Le juge n’était pas encore satisfait; il surveille cette torture les bras croisés comme s’il assistait à un paisible spectacle et ordonne d’intensifier les coups sur la tête « pour qu’elle ressemble davantage à son maudit Christ », ricane-t-il.         

Et les bourreaux frappent, frappent, avec des fines verges, presque flexibles — je pense qu’elles doivent être en acier —, qui pleuvent en gerbes sur sa pauvre tête après avoir sifflé dans l’air. Les cheveux se prennent dans les verges et sont arrachés à foison; ceux qui restent deviennent rouges de sang parce que la peau se déchire et que l’os crânien se découvre
[6], tandis que le sang coule le long du cou, derrière les oreilles et descend sur la poitrine nue, s’arrêtant à la ceinture où il est absorbé par les vêtements.        

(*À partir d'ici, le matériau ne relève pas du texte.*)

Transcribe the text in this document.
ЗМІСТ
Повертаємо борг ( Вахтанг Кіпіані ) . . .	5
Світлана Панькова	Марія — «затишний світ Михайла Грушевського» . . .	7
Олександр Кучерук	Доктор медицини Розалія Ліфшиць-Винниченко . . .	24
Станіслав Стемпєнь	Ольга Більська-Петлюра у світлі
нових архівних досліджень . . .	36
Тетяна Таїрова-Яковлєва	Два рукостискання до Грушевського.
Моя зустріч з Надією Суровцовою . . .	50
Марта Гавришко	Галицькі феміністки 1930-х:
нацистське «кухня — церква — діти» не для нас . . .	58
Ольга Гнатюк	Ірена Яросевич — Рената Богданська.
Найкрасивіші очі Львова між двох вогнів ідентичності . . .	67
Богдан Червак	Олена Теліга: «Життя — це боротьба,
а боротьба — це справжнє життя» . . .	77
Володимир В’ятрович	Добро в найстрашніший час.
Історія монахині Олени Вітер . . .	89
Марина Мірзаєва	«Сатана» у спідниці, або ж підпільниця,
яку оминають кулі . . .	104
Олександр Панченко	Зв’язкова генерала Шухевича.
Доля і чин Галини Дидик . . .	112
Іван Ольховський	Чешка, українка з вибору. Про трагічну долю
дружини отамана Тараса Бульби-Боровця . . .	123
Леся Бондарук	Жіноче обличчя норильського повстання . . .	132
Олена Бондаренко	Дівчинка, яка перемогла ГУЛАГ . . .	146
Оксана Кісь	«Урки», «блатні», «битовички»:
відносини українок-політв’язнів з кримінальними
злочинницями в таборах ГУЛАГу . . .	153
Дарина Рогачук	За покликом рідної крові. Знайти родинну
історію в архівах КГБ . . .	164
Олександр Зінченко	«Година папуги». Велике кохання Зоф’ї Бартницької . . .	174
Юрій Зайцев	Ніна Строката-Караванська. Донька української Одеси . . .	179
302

« Assez ! », ordonne le juge.            

Ils la détachent, la rhabillent et, comme elle est presque évanouie, ils l’étendent sur le sol.    

Le juge lui donne des coups de pied et, lorsque la jeune fille ouvre les yeux (un regard doux et douloureux d’agneau torturé), il lui demande:        

« Tu apostasies ?     

« - Non." Ce n’est plus le "non" triomphal d’avant, mais malgré sa faiblesse, il est assuré.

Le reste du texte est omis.